Several theories of biliary cyst formation have been proposed, and it seems likely that no one mechanism accounts for all biliary cysts. Cysts may be congenital or acquired and have been associated with a variety of anatomic abnormalities. Familial occurrence of cysts has been described. The increased incidence in some Asian countries suggests a genetic or environmental predisposition.

The diagnosis of biliary cysts can be made by abdominal ultrasound, CT, or magnetic resonance cholangiopancreatography (MRCP). ERCP can be used as a supplementary test to confirm the diagnosis and categorize the type of cyst to facilitate surgical planning. The classification scheme defines five types of biliary cyst, of which type I is the most common (figure 2). The cysts may be fusiform (spindle-like, ie, wider in the middle and tapering towards the ends) or cystic (spherical). A type III cyst is a cystic dilation of the distal common bile duct, which may protrude into the duodenum and is also known as a choledochocele. An overall approach is discussed separately (see "Biliary cysts"); a few technical points that are particularly relevant in children are discussed below.

Anomalous pancreaticobiliary junction — An anomalous pancreaticobiliary junction (APBJ; also known as anomalous junction of the pancreatic and biliary ducts [AJPBD] or anomalous pancreaticobiliary union [APBU]) can be demonstrated in virtually all patients with type 1 biliary cysts (figure 2) (see "Biliary cysts"). It is characterized by a junction of the bile duct and pancreatic duct outside the duodenal wall with a long common duct channel (figure 3). In children, the maximum length of the common channel in healthy neonates and infants younger than one year is 3 mm. It increases with age to a maximum of 5 mm in children and adolescents between 13 and 15 years of age [16]. In adults, a common channel longer than 8 mm is considered abnormal [17].

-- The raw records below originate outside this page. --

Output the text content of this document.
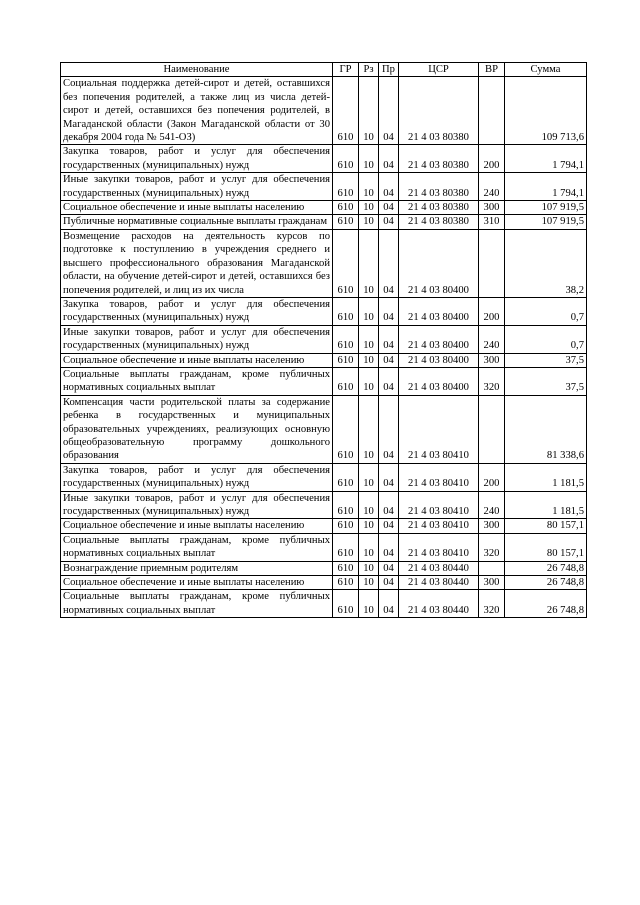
Наименование	ГР	Рз	Пр	ЦСР	ВР	Сумма
Социальная поддержка детей-сирот и детей, оставшихся без попечения родителей, а также лиц из числа детей-сирот и детей, оставшихся без попечения родителей, в Магаданской области (Закон Магаданской области от 30 декабря 2004 года № 541-ОЗ)	610	10	04	21 4 03 80380		109 713,6
Закупка товаров, работ и услуг для обеспечения государственных (муниципальных) нужд	610	10	04	21 4 03 80380	200	1 794,1
Иные закупки товаров, работ и услуг для обеспечения государственных (муниципальных) нужд	610	10	04	21 4 03 80380	240	1 794,1
Социальное обеспечение и иные выплаты населению	610	10	04	21 4 03 80380	300	107 919,5
Публичные нормативные социальные выплаты гражданам	610	10	04	21 4 03 80380	310	107 919,5
Возмещение расходов на деятельность курсов по подготовке к поступлению в учреждения среднего и высшего профессионального образования Магаданской области, на обучение детей-сирот и детей, оставшихся без попечения родителей, и лиц из их числа	610	10	04	21 4 03 80400		38,2
Закупка товаров, работ и услуг для обеспечения государственных (муниципальных) нужд	610	10	04	21 4 03 80400	200	0,7
Иные закупки товаров, работ и услуг для обеспечения государственных (муниципальных) нужд	610	10	04	21 4 03 80400	240	0,7
Социальное обеспечение и иные выплаты населению	610	10	04	21 4 03 80400	300	37,5
Социальные выплаты гражданам, кроме публичных нормативных социальных выплат	610	10	04	21 4 03 80400	320	37,5
Компенсация части родительской платы за содержание ребенка в государственных и муниципальных образовательных учреждениях, реализующих основную общеобразовательную программу дошкольного образования	610	10	04	21 4 03 80410		81 338,6
Закупка товаров, работ и услуг для обеспечения государственных (муниципальных) нужд	610	10	04	21 4 03 80410	200	1 181,5
Иные закупки товаров, работ и услуг для обеспечения государственных (муниципальных) нужд	610	10	04	21 4 03 80410	240	1 181,5
Социальное обеспечение и иные выплаты населению	610	10	04	21 4 03 80410	300	80 157,1
Социальные выплаты гражданам, кроме публичных нормативных социальных выплат	610	10	04	21 4 03 80410	320	80 157,1
Вознаграждение приемным родителям	610	10	04	21 4 03 80440		26 748,8
Социальное обеспечение и иные выплаты населению	610	10	04	21 4 03 80440	300	26 748,8
Социальные выплаты гражданам, кроме публичных нормативных социальных выплат	610	10	04	21 4 03 80440	320	26 748,8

Three types of anomalous ductal union have been described. All three types are characterized by a long common channel, and this is dilated in the first two types (Kimura classification) (figure 4) [17]:

Type B-P – Common bile duct joining the main pancreatic duct (image 4)

Type P-B – Pancreatic duct joining the common bile duct; this type is more likely to be associated with recurrent pancreatitis than the B-P type [16]

Long Y type – A long common channel, without common bile duct dilatation (image 5)

Other classification systems have classified pancreatobiliary maljunction based on functional anatomy (stenotic, nonstenotic, dilated channel, complex) [18].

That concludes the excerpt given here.